Fellow building-products company SIG ended as the biggest decliner in the FTSE 250, down 21%. It said its sales performance had diverged in the first nine months between its UK and European operations and said continued weakness in the latter, plus some softness in the UK repair, maintenance and improvement market, mean it now expects its underlying pretax profit to fall year-on-year.

SIG said it now expects its underlying pretax profit for the year to the end of December to be GBP85 million to GBP90 million, compared to GBP98.1 million in 2014. The underlying figures strip out any exceptional items and the effects of acquisitions and disposals.

Other building materials companies were hit by the comments by their two peers.
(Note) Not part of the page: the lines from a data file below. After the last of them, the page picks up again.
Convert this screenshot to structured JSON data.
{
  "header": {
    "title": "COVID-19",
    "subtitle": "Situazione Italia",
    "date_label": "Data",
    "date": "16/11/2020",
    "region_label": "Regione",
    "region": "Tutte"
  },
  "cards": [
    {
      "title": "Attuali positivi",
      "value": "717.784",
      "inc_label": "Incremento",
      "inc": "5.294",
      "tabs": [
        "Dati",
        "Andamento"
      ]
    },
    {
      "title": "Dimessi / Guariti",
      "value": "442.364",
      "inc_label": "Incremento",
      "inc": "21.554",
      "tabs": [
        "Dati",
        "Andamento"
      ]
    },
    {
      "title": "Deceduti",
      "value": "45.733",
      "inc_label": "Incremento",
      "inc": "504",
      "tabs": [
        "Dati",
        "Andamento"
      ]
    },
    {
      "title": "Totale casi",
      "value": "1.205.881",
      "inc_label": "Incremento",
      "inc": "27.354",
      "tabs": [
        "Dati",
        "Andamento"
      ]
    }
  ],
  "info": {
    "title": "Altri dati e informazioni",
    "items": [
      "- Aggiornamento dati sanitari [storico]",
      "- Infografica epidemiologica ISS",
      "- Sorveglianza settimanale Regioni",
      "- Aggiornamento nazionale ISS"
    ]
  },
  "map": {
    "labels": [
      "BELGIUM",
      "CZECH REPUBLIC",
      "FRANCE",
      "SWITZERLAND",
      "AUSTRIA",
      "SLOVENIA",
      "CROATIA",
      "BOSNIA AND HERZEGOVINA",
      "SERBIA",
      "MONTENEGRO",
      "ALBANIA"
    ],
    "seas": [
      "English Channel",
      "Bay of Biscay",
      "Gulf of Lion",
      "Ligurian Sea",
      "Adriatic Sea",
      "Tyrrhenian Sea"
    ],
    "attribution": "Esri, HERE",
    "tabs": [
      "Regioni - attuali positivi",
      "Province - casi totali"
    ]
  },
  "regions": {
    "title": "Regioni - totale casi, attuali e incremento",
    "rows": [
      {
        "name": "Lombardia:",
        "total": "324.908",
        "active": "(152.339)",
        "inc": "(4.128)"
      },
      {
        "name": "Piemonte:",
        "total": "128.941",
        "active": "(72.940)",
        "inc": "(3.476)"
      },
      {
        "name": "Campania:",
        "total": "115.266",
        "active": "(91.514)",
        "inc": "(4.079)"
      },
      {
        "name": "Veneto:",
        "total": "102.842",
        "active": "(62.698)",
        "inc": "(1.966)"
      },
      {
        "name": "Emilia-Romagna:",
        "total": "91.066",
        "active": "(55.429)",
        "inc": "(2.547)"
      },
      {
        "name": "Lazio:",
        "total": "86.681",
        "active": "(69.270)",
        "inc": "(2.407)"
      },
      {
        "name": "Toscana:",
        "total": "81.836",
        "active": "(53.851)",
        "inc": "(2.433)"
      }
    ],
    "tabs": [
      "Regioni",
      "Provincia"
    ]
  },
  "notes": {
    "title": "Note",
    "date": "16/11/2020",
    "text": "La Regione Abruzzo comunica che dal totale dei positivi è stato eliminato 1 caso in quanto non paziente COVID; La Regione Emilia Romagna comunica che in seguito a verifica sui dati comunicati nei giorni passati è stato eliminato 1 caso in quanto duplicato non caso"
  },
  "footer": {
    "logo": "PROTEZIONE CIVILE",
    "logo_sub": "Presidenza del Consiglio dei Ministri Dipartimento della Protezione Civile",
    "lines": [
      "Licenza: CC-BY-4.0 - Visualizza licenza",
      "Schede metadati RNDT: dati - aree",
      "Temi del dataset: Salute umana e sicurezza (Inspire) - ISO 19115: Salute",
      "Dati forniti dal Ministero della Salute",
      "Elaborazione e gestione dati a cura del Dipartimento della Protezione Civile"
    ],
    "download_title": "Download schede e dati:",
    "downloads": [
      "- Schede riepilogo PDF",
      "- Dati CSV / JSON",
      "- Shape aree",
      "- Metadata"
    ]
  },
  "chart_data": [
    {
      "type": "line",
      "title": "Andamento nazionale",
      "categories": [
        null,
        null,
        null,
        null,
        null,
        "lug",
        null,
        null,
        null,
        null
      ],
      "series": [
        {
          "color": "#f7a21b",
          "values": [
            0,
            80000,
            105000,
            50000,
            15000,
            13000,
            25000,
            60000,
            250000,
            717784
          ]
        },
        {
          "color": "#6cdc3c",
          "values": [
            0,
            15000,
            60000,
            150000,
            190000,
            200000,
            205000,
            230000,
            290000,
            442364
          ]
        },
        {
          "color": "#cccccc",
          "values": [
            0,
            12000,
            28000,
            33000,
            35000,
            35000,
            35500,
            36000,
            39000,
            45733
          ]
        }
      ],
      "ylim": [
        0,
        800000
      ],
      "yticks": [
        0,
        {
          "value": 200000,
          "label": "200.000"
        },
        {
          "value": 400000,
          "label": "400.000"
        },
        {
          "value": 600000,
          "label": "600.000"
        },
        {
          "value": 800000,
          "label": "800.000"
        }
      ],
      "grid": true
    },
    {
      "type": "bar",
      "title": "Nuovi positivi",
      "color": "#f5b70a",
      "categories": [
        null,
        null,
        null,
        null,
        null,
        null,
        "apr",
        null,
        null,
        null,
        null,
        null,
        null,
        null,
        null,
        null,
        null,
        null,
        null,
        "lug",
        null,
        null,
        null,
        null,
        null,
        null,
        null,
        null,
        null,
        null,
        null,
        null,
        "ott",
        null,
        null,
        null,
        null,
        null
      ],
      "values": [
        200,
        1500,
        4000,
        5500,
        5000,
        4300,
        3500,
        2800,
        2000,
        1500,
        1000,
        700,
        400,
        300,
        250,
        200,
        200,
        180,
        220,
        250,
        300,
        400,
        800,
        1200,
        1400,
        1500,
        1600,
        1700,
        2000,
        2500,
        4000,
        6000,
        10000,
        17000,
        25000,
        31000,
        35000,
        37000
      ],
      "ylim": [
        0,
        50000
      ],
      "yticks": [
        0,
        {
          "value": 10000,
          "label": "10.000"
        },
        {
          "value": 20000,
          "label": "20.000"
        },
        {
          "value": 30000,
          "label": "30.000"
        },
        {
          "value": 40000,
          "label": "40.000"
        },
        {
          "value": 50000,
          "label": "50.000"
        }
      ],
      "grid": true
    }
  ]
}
Kingfisher ended down 3.7%, Wolseley down 2.3%, Grafton Group down 4.2%, and Howden Joinery Group down 5.5%.

Cable and Wireless Communications ended as the top gainer in the FTSE 250, up 21%, after it confirmed at the market close that it is in talks with US cable company Liberty Global regarding a possible shares and cash offer for the company.

The company said that shareholders are advised to take no action, and added there can be no certainty any firm offer will be made, or the terms on which any offer may be made.

Under UK takeover code, Liberty Global, which is the owner of Virgin Media in the UK, has until November 19 to either announce a firm intention to make an offer, or walk away.

Zoopla Property Group was another strong mid-cap performer, up 7.8%. The online property portal said it expects revenue and its adjusted earnings before interest, taxation, depreciation and amortisation to grow for the year to the end of September and said it was seeing encouraging trends in its markets.

Ladbrokes ended up 4.6%, after analysts considered the betting company's results "poor" but in line with expectations. The bookie said group net revenue fell in the third quarter of 2015 as it faced a tough comparative period, and it reported a decline in earnings due to increased games duty and taxes. Ladbrokes said its proposed merger with Gala Coral is on track.

Davy Research said investors should focus on the merger, rather than on Ladbrokes' quarterly results.

In a light UK corporate calendar Friday, fellow bookmaker William Hill issues a third-quarter interim management statement, and Dechra Pharmaceuticals releases an AGM trading statement.

In the economic calendar, Japan's Nomura manufacturing Purchasing Manager's Index is due at 0235 BST. Before that, China's house price index is due at 0230 BST, while China's Caixin manufacturing PMI is due at 0245 BST. Japan and China leading economic indicators are due at 0300 BST and 0600 BST, respectively.

In Europe, France's Markit manufacturing PMI is due at 0800 BST, while the same from Germany and the eurozone are due at 0830 BST and 0900 BST, respectively. In the US, the Markit manufacturing PMI is due at 1445 BST.